Berücksichtigt man, dass die Hälfte der Stahlproduktion (46%) bloße Halbfabrikate mit niedrigem Mehrwert ist, dann sind die Leistungen unserer Metallproduzenten ziemlich bescheiden. Man kann sich nur damit trösten, dass die Nische der Halbfabrikatproduktion, die umweltschädlich und brotlos ist, nur wenige Anreize bietet. Alle bevorzugen es, in anderen Bereichen tätig zu sein.
Zu einem weiteren Minus wurde das erneute Einfrieren der meisten Investitionsprojekte (für die Krisenzeit). Was die weitere Konservierung des technischen Rückstands bedeutet. Während der letzten Jahrhunderte ist die ukrainische Metallindustrie zu einem „Naturschutzgebiet der Technologie des XIX Jahrhunderts“ geworden. Seit 1991 hat sich die Metallproduktion, die auf neue Technologien Wert gelegt hat, weltweit verdoppelt. Die Siemens-Martin-Öfen sind lediglich in der Ukraine geblieben und sind noch zum Teil in Indien verbreitet. Ein Stahlwerk, wie das Mariupoler Iljitsch-Metallkombinat, in dem durch das Siemens-Martin-Verfahren 100% der Stahlproduktion erzeugt werden, kann ansonsten nur noch in Filmchroniken gesehen werden. Allerdings sind die Renovierungspläne des Metallkombinates wenig plausibel. Von der früher angekündigten Fertigstellung 2018 spricht heute niemand mehr.

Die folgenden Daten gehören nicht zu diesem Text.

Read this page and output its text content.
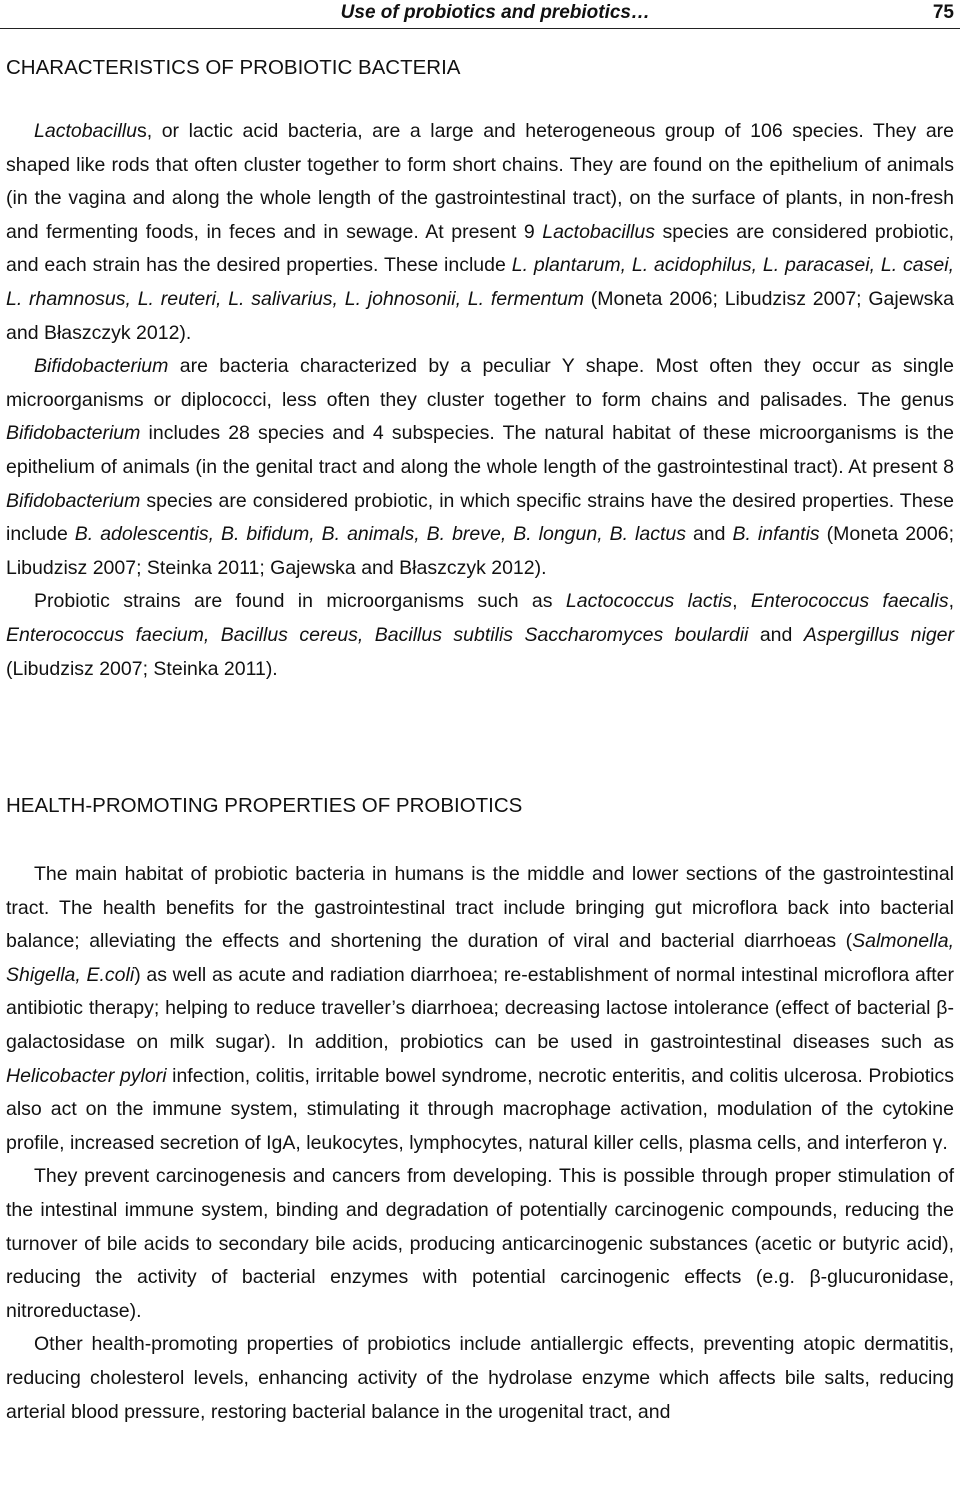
Use of probiotics and prebiotics…	75
CHARACTERISTICS OF PROBIOTIC BACTERIA

Lactobacillus, or lactic acid bacteria, are a large and heterogeneous group of 106 species. They are shaped like rods that often cluster together to form short chains. They are found on the epithelium of animals (in the vagina and along the whole length of the gastrointestinal tract), on the surface of plants, in non-fresh and fermenting foods, in feces and in sewage. At present 9 Lactobacillus species are considered probiotic, and each strain has the desired properties. These include L. plantarum, L. acidophilus, L. paracasei, L. casei, L. rhamnosus, L. reuteri, L. salivarius, L. johnosonii, L. fermentum (Moneta 2006; Libudzisz 2007; Gajewska and Błaszczyk 2012).

Bifidobacterium are bacteria characterized by a peculiar Y shape. Most often they occur as single microorganisms or diplococci, less often they cluster together to form chains and palisades. The genus Bifidobacterium includes 28 species and 4 subspecies. The natural habitat of these microorganisms is the epithelium of animals (in the genital tract and along the whole length of the gastrointestinal tract). At present 8 Bifidobacterium species are considered probiotic, in which specific strains have the desired properties. These include B. adolescentis, B. bifidum, B. animals, B. breve, B. longun, B. lactus and B. infantis (Moneta 2006; Libudzisz 2007; Steinka 2011; Gajewska and Błaszczyk 2012).

Probiotic strains are found in microorganisms such as Lactococcus lactis, Enterococcus faecalis, Enterococcus faecium, Bacillus cereus, Bacillus subtilis Saccharomyces boulardii and Aspergillus niger (Libudzisz 2007; Steinka 2011).

HEALTH-PROMOTING PROPERTIES OF PROBIOTICS

The main habitat of probiotic bacteria in humans is the middle and lower sections of the gastrointestinal tract. The health benefits for the gastrointestinal tract include bringing gut microflora back into bacterial balance; alleviating the effects and shortening the duration of viral and bacterial diarrhoeas (Salmonella, Shigella, E.coli) as well as acute and radiation diarrhoea; re-establishment of normal intestinal microflora after antibiotic therapy; helping to reduce traveller’s diarrhoea; decreasing lactose intolerance (effect of bacterial β-galactosidase on milk sugar). In addition, probiotics can be used in gastrointestinal diseases such as Helicobacter pylori infection, colitis, irritable bowel syndrome, necrotic enteritis, and colitis ulcerosa. Probiotics also act on the immune system, stimulating it through macrophage activation, modulation of the cytokine profile, increased secretion of IgA, leukocytes, lymphocytes, natural killer cells, plasma cells, and interferon γ.

They prevent carcinogenesis and cancers from developing. This is possible through proper stimulation of the intestinal immune system, binding and degradation of potentially carcinogenic compounds, reducing the turnover of bile acids to secondary bile acids, producing anticarcinogenic substances (acetic or butyric acid), reducing the activity of bacterial enzymes with potential carcinogenic effects (e.g. β-glucuronidase, nitroreductase).

Other health-promoting properties of probiotics include antiallergic effects, preventing atopic dermatitis, reducing cholesterol levels, enhancing activity of the hydrolase enzyme which affects bile salts, reducing arterial blood pressure, restoring bacterial balance in the urogenital tract, and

Von den neuen Projekten, die ganz von vorne angefangen wurden, kommt nur Viktor Pintschuks „DneprStal“-Metallkombinat in den Kopf.
Das bedeutet, dass unsere Wettbewerbsvorteile wie früher billige Arbeitskräfte (d.h. niedriges Arbeitsentgelt), preiswerte Rohstoffe, eine gelassene Einstellung zur Ökologie und die Einsparung von Investitionen sind.
Man sagt, dass man aus Fehlern (und Krisen) lernt. Doch hat die Ukraine ihrer bereits drei durchlebt und erwartet gerade die vierte. Das Lernen zieht sich offensichtlich hin.